Мужчина медленно, пафосно скрутив брови в узел, поднял взгляд на парнишку.
– Жека, не выпендривайся. Это дуло тебе сегодня жизнь спасло, – он ответил, лишний раз подтверждая свою кличку, показательно натирая внешнюю сторону ствола замасленной, грязной тряпочкой.
Егор Беляев, которого соратники окрестили “Сиплым”, пришел на фронт с самого Петербурга, похоронив с первыми выстрелами своих родителей, тетку и невесту, которые не смогли пробиться с первыми спасительными колоннами, только его младшая тринадцатилетняя сестра Матрена осталась в живых. В их колонну прилетел снаряд, забрав жизни невинных жителей культурной столицы и надежду на спасение. Господь распорядился спасти лишь нескольких, в их числе Егора и Матрену Беляевых, но каждый из них заплатил свою цену: осколки испещрили лицо и шею мужчины, чудом изорвав лишь несколько голосовых связок, а изломанную в нескольких местах руку девочки пришлось ампутировать. Но они выжили. И назло смерти, Беляев отправился на фронт, обещав своей сестрице дойти босыми ногами на восток до ее временного пристанища, когда голыми руками задушит каждого фрица.
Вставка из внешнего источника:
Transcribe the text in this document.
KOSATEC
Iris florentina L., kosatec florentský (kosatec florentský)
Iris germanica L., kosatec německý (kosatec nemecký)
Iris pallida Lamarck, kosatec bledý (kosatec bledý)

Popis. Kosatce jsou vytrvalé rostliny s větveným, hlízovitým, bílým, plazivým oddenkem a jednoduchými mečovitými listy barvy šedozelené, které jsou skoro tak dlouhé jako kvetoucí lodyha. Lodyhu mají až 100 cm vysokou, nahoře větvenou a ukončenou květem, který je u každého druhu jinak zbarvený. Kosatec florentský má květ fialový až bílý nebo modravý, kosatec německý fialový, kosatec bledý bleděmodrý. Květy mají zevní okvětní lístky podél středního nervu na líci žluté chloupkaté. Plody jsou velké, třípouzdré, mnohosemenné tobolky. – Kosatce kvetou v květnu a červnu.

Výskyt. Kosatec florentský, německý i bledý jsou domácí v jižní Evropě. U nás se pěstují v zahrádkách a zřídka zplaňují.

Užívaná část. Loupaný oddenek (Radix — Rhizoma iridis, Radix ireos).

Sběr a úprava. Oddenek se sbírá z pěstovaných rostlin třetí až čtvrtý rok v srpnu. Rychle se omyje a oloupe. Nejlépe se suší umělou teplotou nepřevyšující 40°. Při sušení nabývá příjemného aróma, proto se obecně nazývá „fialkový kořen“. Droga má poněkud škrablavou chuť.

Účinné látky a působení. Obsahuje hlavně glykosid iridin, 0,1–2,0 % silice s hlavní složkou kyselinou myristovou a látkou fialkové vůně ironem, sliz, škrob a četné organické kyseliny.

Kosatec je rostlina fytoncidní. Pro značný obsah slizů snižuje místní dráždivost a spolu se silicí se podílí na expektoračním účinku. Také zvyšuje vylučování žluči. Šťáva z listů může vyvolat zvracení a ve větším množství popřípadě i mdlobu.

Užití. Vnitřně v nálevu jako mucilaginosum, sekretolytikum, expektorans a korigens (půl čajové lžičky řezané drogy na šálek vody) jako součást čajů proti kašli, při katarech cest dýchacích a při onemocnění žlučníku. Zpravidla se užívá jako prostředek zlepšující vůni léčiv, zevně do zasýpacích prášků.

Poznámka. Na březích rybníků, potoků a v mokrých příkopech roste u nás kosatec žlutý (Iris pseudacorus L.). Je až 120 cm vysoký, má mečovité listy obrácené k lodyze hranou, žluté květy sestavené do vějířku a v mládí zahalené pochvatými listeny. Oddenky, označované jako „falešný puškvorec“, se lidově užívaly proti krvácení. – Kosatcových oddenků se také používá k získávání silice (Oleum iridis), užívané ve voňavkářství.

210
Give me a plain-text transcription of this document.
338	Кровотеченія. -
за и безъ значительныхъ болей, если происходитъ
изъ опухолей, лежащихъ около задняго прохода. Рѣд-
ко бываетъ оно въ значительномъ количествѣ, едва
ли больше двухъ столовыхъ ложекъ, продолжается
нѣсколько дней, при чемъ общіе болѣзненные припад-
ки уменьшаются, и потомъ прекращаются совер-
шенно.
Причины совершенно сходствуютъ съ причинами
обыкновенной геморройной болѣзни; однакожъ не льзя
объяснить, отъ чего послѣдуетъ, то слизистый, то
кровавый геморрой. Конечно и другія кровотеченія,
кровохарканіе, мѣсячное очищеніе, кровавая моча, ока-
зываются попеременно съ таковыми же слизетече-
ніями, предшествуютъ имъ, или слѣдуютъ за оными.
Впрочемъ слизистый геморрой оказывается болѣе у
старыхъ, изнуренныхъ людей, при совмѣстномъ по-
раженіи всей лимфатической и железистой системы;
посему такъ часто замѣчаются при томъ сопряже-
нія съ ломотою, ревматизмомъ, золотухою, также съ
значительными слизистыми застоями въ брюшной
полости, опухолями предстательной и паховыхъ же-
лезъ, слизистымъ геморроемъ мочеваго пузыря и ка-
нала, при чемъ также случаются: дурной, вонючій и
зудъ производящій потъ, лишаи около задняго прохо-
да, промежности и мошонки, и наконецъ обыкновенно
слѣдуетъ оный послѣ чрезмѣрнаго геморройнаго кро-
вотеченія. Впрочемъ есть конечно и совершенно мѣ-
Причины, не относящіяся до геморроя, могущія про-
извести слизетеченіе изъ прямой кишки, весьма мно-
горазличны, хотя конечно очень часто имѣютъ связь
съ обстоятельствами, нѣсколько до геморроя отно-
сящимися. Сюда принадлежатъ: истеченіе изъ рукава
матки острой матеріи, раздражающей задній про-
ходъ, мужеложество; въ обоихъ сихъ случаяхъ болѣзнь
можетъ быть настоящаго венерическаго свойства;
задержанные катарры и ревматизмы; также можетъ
– Это кто тут еще выпендривается? – выпалил Женя.
– Это не похоже на благодарность, – Сиплый ласково, почти невесомо отложил свой ППШ, – Я вам, тварям, вчера тт так начистил, что вы ими сегодня по пять фрицев положили.
– Да это удача, – русоволосый пытался победить в неравном бою с Сиплым, но ледяной, до ужаса снисходительный и саркастичный взгляд, приправленный растянутой нитью улыбки гасили молодого парня.
– Хуяча.
– Сплюнь, – наконец подал голос Саша, отскребывая со стенок банки остатки того, что когда-то было мясом, – Погубишь нас.
– Да ладно вам, мы наконец прорвали оборону фрицев, прекратите гундеть, давайте выпьем.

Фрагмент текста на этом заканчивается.